The power of choosing your own pace
The tortoise’s strength: why choosing your pace is the ultimate power move
Gary Bloomer | SHAKING THE TREE #288
It’s story time!
Attributed to a storyteller believed to have lived in ancient Greece around the 6th century B.C., Aesop's Fables are a collection of short tales, often featuring animals, that conclude with a clear moral lesson.
Perhaps the most famous of them all is the story of The Tortoise and the Hare:
A boastful hare, confident in his speed, challenges a slow tortoise to a race. The hare dashes ahead and, certain of victory, stops to nap mid-race. The steady, plodding tortoise passes the sleeping hare and crosses the finish line first, proving that slow and consistent effort wins the day.
So, how does a tale from 2,600 years ago impact the sort of content you’re creating today? Like this:
Here’s something you won’t hear in the frantic scroll of your social media feed, or in the ping of yet another urgent notification, or even in the breathless pitch of another guru selling you the latest promise of hypergrowth in 30 days.
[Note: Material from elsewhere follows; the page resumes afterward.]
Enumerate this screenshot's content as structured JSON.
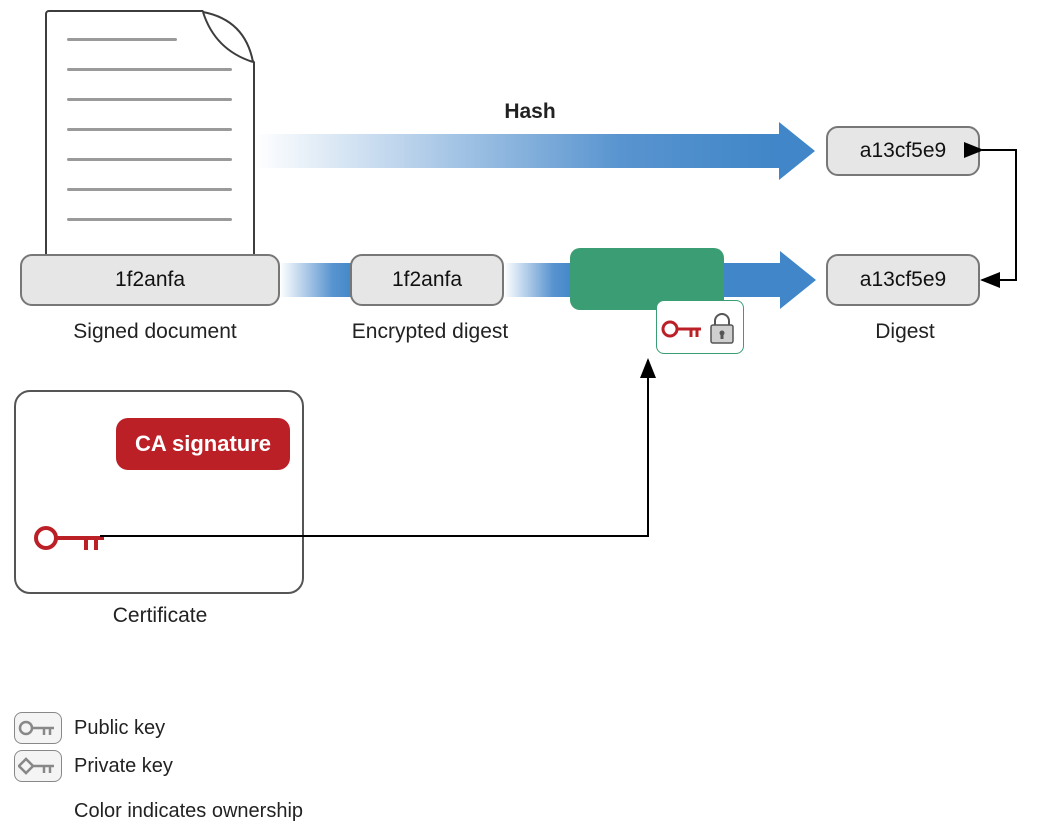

As the world screams “faster, more, now!” the single most radical, subversive, and potent act you can commit is to choose to move forward at your own pace.
The gurus might call it slow. Dull. Boring.
I call it strategic sovereignty.
More and more these days we’re living in the age of the digital hare, where hustle culture isn’t just a mentality, it’s ever increasing atmospheric pressure. It’s the expectation of instant replies, overnight success, rapid-fire content, and scale-at-all-costs.
The hare is flashy, hip, cool, and fueled by a relentless stream of adrenaline and external validation. Likes and shares and comments … oh, my!
The hare bursts from the starting line to the roar of the crowd. But as the old fable whispers—and it whispers because it has no need to shout—over time, the hare’s pace is less sustainable than you might imagine. The hare’s sprint, forgets that life is lived at excessive speed is a recipe for burnout; it sets us up to expect the best, which often leads to disappointment. And at the end of the spring there’s the haunting question once the noise fades: “What was I actually racing toward?”
These days, my superpower, one gained over a decade of false starts and wannabe go fast races—and one you can claim for yourself—is the deliberate pace.
The tortoise pace.
This isn’t about laziness. A deliberate pace is not a slow pace; it is a chosen pace. It is conscious, intentional, and untethered from the arbitrary pressures and clocks of others.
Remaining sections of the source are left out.